Listen

Description

Harrison brings a rare perspective to the fundraising conversation as both a repeat founder and one of the few CTO-titled partners in venture. He's spoken to roughly 4,000 companies over the past four or five years, and his advice is grounded in seeing both sides of the table. One of his most practical suggestions is around pitch deck structure: he gravitates toward the appendix first, looking for deep technical detail that reduces the number of follow-up meetings needed. For founders building anything with a technical edge, he recommends investing in that appendix section to answer the first round of questions proactively, rather than sticking to the standard seven-to-ten slide formula.
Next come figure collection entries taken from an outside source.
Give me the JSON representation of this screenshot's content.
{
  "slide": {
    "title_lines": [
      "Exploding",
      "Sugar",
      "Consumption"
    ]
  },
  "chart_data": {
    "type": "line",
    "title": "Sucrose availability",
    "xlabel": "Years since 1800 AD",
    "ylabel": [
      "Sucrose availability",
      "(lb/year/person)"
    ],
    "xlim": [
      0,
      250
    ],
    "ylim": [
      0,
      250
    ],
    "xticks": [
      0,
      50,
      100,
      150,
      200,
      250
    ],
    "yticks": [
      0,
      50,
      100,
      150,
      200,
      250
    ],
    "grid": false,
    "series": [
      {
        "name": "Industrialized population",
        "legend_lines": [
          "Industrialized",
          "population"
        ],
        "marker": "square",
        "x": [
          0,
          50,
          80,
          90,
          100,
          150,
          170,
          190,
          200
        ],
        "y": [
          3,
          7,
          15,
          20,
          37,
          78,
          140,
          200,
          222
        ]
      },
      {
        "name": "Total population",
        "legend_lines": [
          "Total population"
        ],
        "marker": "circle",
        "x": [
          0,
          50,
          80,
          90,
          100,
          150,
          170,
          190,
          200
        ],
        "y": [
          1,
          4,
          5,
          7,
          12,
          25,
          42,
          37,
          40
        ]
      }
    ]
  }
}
His most memorable framing is around the cap table itself. Harrison pushes back hard on founders who optimize for ownership percentage at the expense of strategic composition. He frames it as "growing the pie" versus "getting a larger share of the pie," and encourages founders to think about what each investor on the cap table uniquely brings, whether that's distribution, technical support, or something else. He also warns that the end of a fundraise is where founders most often reveal character flaws. He's walked deals where a founder suddenly became difficult once they had leverage, which is a red flag for a relationship that's supposed to last years.

On the process side, Harrison is candid about the constraints VCs operate under. He schedules 30-minute calls with 30-minute breaks to clean up notes, and he's explicit that founders who drag their feet on follow-up materials will lose priority fast. He talks to around 20 companies a week, so responsiveness matters. He also flags a specific credibility killer: claiming you're closing by end of month when you have no commits. He says you only get to play the FOMO card once, and burning it on a bluff can end the relationship entirely.